APRENDER A PREPARARSE

En 1997, el fenómeno de El Niño provocó pérdidas económicas estimadas en miles de millones de dólares y afectó gravemente la infraestructura, la agricultura y las comunidades más vulnerables del país. Décadas después, el patrón se repite: llega el desastre, se cuantifican los daños y se buscan recursos para reconstruir. Reaccionamos bien. Lo que no hemos aprendido es a anticiparnos.

Los organismos meteorológicos internacionales han advertido sobre la posibilidad de nuevos eventos climáticos extremos en la región. La Secretaría de Gestión de Riesgos identificó 143 cantones vulnerables en 17 provincias. Las alertas están activadas. La experiencia demuestra que estos fenómenos volverán a ocurrir. La pregunta es qué hacemos mientras el próximo evento todavía no llega.

La prevención adopta muchas formas: infraestructura resiliente, sistemas de alerta temprana, planificación territorial y mecanismos financieros capaces de responder con rapidez. Cada una exige decisiones que deben tomarse antes del evento, no durante ni después. Y, sin embargo, seguimos destinando recursos mayoritariamente a la respuesta y la reconstrucción, no a la preparación.

En el mundo existen herramientas diseñadas para cerrar esa brecha. Los seguros paramétricos pagan automáticamente cuando un parámetro objetivo se activa: el nivel de un río, la intensidad de un sismo o el volumen de lluvia registrado. Sin ajustador, sin negociación y sin demora.

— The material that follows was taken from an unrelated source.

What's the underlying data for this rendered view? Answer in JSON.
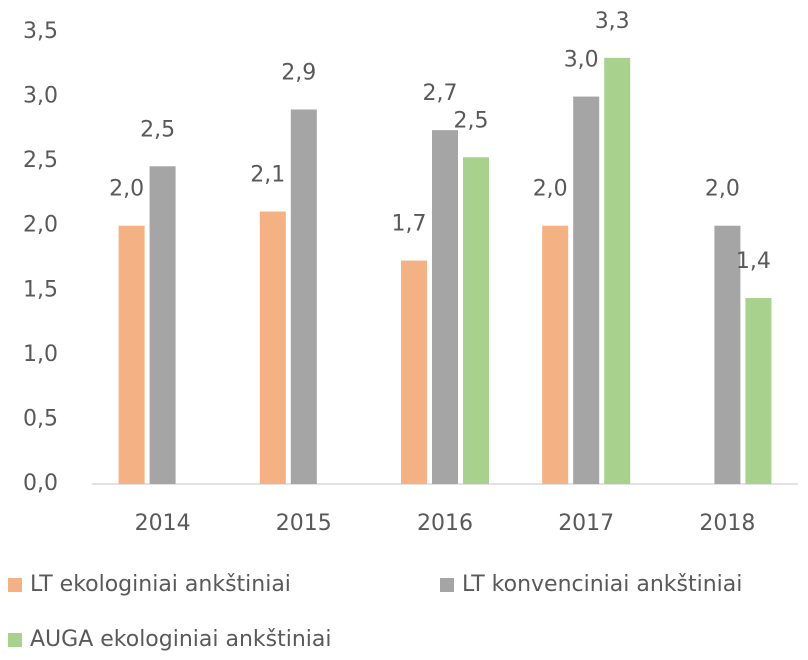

Los utilizan agricultores en África, municipios en México y gobiernos en el Caribe para obtener liquidez inmediata ante un evento extremo.

Ecuador debería avanzar en esa dirección. El desafío es colectivo: Estado, gobiernos locales, sector financiero, mercado asegurador y organismos de cooperación internacional. Los seguros paramétricos no reemplazan la política pública ni las obras de prevención. Son un complemento que puede acelerar la recuperación y proteger a las poblaciones más vulnerables.

Después de décadas de convivir con terremotos, inundaciones y fenómenos climáticos extremos, quizás la lección pendiente no sea cómo reconstruir después del desastre, sino cómo prepararnos antes de que ocurra.